Anti-migrant German populist party surges in local polls
Germany's right-wing populist AfD party made strong gains in local polls in western states on the back of rising support for its anti-migrant rhetoric, ahead of weekend key state elections.
The Alternative for Germany (AfD) became the third biggest party, with support reaching 13.2 percent, in Hesse state, according to initial results released on Monday.
The eurosceptic party, which sparked a storm in January by suggesting police may have to shoot at migrants seeking to enter Germany, was eroding support for Chancellor Angela Merkel's ruling Christian Democratic Union (CDU) and junior coalition partner Social Democratic Party (SPD).
Support for the CDU fell 5.5 percent to hit 28.2 percent, although it still came in as the strongest party, just ahead of the SPD which polled 28 percent, down 3.5 percent from the previous elections.
The result was "very alarming", the vice-chairwoman of the SPD's national parliamentary group, Eva Hoegl, told ARD public television on Monday.
Manfred Pentz, the CDU's general secretary in Hesse, acknowledged that voters were seeking to punish Merkel and her party over her liberal refugee policies.
"The protest is coming at the expense of established parties and benefitting the AfD," he said.

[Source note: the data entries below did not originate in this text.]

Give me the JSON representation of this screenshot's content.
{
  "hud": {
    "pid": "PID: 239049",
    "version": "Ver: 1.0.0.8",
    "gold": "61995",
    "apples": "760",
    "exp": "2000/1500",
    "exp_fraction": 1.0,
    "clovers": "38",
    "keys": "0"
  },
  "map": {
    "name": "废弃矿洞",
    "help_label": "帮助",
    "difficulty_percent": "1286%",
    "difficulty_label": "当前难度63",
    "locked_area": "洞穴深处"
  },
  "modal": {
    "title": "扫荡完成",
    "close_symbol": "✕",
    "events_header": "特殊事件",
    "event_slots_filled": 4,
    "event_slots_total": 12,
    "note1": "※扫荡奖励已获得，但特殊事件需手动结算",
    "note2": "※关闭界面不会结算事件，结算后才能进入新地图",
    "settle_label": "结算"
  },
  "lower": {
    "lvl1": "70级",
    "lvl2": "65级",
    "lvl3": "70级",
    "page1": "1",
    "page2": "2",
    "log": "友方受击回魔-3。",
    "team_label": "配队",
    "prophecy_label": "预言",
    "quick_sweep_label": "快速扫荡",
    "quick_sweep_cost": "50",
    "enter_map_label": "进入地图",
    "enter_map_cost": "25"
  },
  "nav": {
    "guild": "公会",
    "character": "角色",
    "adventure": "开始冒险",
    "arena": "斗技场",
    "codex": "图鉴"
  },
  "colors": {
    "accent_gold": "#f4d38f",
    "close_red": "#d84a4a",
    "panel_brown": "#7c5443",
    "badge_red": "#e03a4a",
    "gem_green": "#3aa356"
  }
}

Merkel herself had harsh words for the AfD, which she described in an interview with Bild am Sonntag as a "party that does not bring society together and offers no appropriate solutions to problems, but only stokes prejudices and divisions".
Misgiving is growing in Germany over Merkel's refusal to put a cap on the number of refugees entering the country, after 1.1 million arrived in 2015 alone. The populist party has been quick to capitalist on the mood.
The AfD, which began life as an anti-euro party, now has seats in five regional parliaments, as well as the European Parliament.
It is eyeing its first seats in Baden-Wuerttemberg, Rhineland-Palatinate and Saxony-Anhalt in polls on Sunday.